OPINION. « Sans réforme de l’enseignement informatique, l’illusion d'une France numérique, forte et indépendante »
latribune.fr

numérique
Shutterstock
latribune.fr

numérique
Shutterstock
Après ses stratégies pour l’intelligence artificielle, le quantique ou encore la souveraineté numérique, la France a présenté sa stratégie nationale de cybersécurité 2026-2030. L’objectif est clair : protéger les infrastructures critiques, renforcer notre autonomie technologique et former davantage de spécialistes. Le texte affiche une ambition bienvenue : développer, dès le plus jeune âge, une culture du numérique et de la cybersécurité. Cette orientation est essentielle. Mais elle ne pourra se concrétiser sans un changement profond de notre système éducatif.
La révolution numérique transforme tous les aspects de la société, alors même qu’une part importante de la population — y compris parmi les jeunes — ne maîtrise pas les bases nécessaires pour comprendre les outils qu’elle utilise. L’illectronisme ne concerne pas seulement les adultes. Au collège, au lycée et même dans l’enseignement supérieur, les lacunes sont réelles.
Le volume d’enseignement informatique en France reste faible : 216 heures au total dans la scolarité obligatoire, contre 468 heures au Royaume-Uni ou 418 heures en Pologne. L’effort financier est également inférieur. Résultat : selon l’étude nationale publiée en 2025 par l’observatoire PIX, un étudiant sur deux en fin de licence ne dispose pas encore des compétences numériques attendues pour le monde professionnel.
Or l’enjeu dépasse largement la simple maîtrise d’outils. Comprendre ce qu’est un algorithme, une donnée, un réseau ou un système d’information est devenu une condition de l’autonomie citoyenne. Sans cette culture minimale, les individus deviennent dépendants de technologies qu’ils ne comprennent pas, plus vulnérables à la désinformation, aux atteintes à la vie privée ou aux manipulations.
L’essor rapide des IA génératives renforce encore cette exigence. Leur usage n’est réellement bénéfique que pour celles et ceux qui en comprennent les mécanismes et savent évaluer la fiabilité de leurs résultats. Sans compétences solides, ces outils risquent davantage d’asservir que d’émanciper.
L’actualité qui compte pour vous, chaque jour dans votre boîte mail.

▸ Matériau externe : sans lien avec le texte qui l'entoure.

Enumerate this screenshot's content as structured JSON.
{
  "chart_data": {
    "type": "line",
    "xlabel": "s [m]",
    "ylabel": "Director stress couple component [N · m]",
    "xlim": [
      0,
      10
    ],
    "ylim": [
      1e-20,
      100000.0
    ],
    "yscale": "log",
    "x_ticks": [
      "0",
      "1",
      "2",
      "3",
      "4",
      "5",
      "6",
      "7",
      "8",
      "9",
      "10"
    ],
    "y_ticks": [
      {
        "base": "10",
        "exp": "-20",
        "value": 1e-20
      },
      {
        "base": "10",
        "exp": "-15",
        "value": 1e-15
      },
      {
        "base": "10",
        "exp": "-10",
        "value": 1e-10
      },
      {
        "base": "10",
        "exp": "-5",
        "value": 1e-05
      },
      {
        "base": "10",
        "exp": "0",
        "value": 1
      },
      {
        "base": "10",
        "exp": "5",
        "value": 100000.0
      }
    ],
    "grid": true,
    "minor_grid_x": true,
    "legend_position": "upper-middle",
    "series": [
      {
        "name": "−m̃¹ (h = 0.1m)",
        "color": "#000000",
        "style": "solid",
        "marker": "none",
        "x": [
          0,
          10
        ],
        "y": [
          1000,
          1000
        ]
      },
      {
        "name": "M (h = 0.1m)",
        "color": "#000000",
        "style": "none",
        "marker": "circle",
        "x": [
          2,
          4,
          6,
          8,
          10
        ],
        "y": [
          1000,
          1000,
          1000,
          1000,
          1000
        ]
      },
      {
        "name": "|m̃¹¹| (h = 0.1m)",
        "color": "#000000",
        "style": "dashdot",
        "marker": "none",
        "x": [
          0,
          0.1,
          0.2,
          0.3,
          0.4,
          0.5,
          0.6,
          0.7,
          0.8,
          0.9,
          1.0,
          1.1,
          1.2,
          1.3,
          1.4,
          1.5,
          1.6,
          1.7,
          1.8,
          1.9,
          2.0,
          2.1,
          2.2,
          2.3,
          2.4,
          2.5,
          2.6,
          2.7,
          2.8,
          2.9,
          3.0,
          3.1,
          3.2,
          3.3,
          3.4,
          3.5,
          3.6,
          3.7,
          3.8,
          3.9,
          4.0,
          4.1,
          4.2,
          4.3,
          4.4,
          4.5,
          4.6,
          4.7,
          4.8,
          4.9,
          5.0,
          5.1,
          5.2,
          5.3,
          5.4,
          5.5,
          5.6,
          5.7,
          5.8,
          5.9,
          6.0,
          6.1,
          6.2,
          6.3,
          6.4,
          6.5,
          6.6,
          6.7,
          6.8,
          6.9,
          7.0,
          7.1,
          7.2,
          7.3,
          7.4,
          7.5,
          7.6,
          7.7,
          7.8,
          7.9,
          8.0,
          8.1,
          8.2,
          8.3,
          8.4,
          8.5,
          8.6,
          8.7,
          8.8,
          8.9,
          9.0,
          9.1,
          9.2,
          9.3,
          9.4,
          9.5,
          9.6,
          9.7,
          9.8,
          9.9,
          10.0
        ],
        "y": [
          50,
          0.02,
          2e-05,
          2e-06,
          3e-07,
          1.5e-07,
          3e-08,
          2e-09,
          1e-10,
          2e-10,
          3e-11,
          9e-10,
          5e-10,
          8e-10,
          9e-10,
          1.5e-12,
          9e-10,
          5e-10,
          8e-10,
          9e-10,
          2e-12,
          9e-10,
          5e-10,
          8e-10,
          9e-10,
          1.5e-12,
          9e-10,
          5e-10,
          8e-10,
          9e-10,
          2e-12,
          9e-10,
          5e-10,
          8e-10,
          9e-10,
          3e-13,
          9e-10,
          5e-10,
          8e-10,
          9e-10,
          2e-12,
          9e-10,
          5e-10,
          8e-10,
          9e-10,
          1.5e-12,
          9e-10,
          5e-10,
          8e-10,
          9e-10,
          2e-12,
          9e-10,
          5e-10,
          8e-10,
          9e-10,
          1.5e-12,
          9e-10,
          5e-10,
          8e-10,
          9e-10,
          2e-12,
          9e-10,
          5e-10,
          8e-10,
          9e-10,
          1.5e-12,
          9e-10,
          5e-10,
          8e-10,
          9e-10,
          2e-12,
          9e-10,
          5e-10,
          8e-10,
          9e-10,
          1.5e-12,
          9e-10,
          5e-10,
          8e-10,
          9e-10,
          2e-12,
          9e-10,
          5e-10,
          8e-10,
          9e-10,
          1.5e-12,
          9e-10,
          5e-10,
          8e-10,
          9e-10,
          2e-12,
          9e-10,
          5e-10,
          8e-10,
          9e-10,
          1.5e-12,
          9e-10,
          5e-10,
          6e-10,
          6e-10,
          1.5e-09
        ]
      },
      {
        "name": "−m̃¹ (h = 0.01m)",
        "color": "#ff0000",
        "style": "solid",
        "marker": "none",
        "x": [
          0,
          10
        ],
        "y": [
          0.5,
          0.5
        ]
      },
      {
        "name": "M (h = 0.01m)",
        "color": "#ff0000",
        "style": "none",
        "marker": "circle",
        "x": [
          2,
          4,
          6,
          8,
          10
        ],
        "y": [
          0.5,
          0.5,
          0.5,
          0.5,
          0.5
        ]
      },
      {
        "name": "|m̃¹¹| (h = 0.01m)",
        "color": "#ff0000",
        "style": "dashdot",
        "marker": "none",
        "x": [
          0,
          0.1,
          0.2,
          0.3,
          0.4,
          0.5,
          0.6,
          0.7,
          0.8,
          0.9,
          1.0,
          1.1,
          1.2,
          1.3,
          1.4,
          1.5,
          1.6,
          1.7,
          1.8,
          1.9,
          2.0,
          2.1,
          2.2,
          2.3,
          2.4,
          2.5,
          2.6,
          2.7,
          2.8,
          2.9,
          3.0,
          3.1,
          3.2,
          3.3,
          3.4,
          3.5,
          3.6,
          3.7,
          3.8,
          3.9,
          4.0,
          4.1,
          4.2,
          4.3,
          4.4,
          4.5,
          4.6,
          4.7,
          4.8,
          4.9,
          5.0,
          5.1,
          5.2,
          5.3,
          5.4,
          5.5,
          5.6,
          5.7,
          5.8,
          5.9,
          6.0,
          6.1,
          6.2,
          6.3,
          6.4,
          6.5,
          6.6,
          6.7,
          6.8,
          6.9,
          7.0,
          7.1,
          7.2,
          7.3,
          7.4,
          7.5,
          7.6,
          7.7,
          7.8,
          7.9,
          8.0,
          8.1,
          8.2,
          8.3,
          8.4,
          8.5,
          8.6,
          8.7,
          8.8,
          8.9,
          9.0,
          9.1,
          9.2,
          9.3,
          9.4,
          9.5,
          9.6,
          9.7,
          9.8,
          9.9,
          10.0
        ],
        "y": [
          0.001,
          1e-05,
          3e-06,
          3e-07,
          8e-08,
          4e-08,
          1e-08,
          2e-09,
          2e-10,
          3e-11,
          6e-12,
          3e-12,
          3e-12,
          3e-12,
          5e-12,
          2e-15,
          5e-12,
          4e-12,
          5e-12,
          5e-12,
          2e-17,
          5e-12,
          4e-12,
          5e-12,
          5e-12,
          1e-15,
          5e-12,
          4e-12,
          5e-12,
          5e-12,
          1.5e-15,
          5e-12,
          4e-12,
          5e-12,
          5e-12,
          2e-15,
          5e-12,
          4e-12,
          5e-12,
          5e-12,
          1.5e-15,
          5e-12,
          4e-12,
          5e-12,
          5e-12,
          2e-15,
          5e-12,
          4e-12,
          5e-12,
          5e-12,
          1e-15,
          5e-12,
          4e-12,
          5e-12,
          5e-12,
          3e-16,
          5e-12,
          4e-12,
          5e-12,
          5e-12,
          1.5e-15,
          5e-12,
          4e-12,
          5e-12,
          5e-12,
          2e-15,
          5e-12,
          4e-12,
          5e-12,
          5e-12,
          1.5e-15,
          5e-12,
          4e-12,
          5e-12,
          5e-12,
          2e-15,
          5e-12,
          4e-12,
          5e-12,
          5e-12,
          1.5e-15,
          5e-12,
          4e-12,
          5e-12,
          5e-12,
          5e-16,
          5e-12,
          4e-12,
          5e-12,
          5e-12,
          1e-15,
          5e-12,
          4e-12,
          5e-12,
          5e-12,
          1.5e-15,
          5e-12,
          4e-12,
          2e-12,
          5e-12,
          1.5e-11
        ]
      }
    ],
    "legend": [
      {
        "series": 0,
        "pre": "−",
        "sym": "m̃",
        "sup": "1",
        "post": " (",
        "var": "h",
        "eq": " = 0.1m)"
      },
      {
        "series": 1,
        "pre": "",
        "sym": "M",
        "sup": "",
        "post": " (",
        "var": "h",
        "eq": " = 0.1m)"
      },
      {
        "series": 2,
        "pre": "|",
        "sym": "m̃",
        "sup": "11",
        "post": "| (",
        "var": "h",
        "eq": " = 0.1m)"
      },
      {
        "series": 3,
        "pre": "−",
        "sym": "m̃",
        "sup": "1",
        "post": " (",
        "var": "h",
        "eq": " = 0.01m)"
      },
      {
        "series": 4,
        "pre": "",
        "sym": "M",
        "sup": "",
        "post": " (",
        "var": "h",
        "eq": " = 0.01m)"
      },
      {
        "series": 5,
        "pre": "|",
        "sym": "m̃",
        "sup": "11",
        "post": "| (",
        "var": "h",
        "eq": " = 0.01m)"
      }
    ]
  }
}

Cette montée en compétences est également indispensable pour accompagner le développement des infrastructures numériques — centres de données, réseaux, cloud — qui constituent aujourd’hui le socle technique de l’intelligence artificielle, des services publics numériques et de l’économie numérique. Leur conception, leur exploitation et leur sécurisation nécessitent des profils qualifiés.
Dans ce contexte, elle repose d’abord sur les compétences humaines. Former davantage de professionnels est indispensable pour concevoir, sécuriser et auditer nos infrastructures critiques. Mais la cybersécurité n’est pas seulement une affaire d’experts : elle suppose des usages responsables et une compréhension partagée des risques. Former toute une génération à l’informatique, c’est investir directement dans notre sécurité nationale et dans la défense de nos valeurs démocratiques.
L’informatique irrigue depuis longtemps l’enseignement supérieur. Les portes de l’enseignement secondaire lui ont été partiellement ouvertes bien plus récemment. Le collège, lieu pourtant décisif pour bâtir une culture citoyenne commune, ne propose pas aujourd’hui un enseignement d’informatique structuré, identifié et autonome, en articulation avec les autres disciplines, notamment les mathématiques et la technologie. Il est impératif de combler ce manque en créant un tel enseignement et en l’inscrivant dans une progression continue du cours préparatoire au lycée, en cohérence avec le Cadre de référence des compétences numériques.
Un tel projet exige certes un effort pluriannuel de formation et de recrutement d’enseignants. Mais le vivier des enseignants d’informatique peut être aisément accru en ouvrant davantage les portes des concours de recrutement. Cette ambition s’inscrit également dans une vision de long terme sur la place des sciences dans les parcours scolaires. Un citoyen du XXIe siècle doit en effet pouvoir se prévaloir d’un bagage équilibré entre humanités et sciences, indispensable à la construction d’une réelle compréhension du monde contemporain.
À l’heure où la cybersécurité devient un enjeu stratégique, où les IA sont accessibles à tous et où chaque activité numérique génère des données personnelles, l’enseignement secondaire ne peut rester en périphérie.
Donner toute sa place à l’informatique au collège, ce n’est pas seulement adapter l’Éducation nationale au monde numérique. C’est former des citoyens libres, éclairés et capables de comprendre — plutôt que de subir — les technologies qui structurent désormais leur quotidien.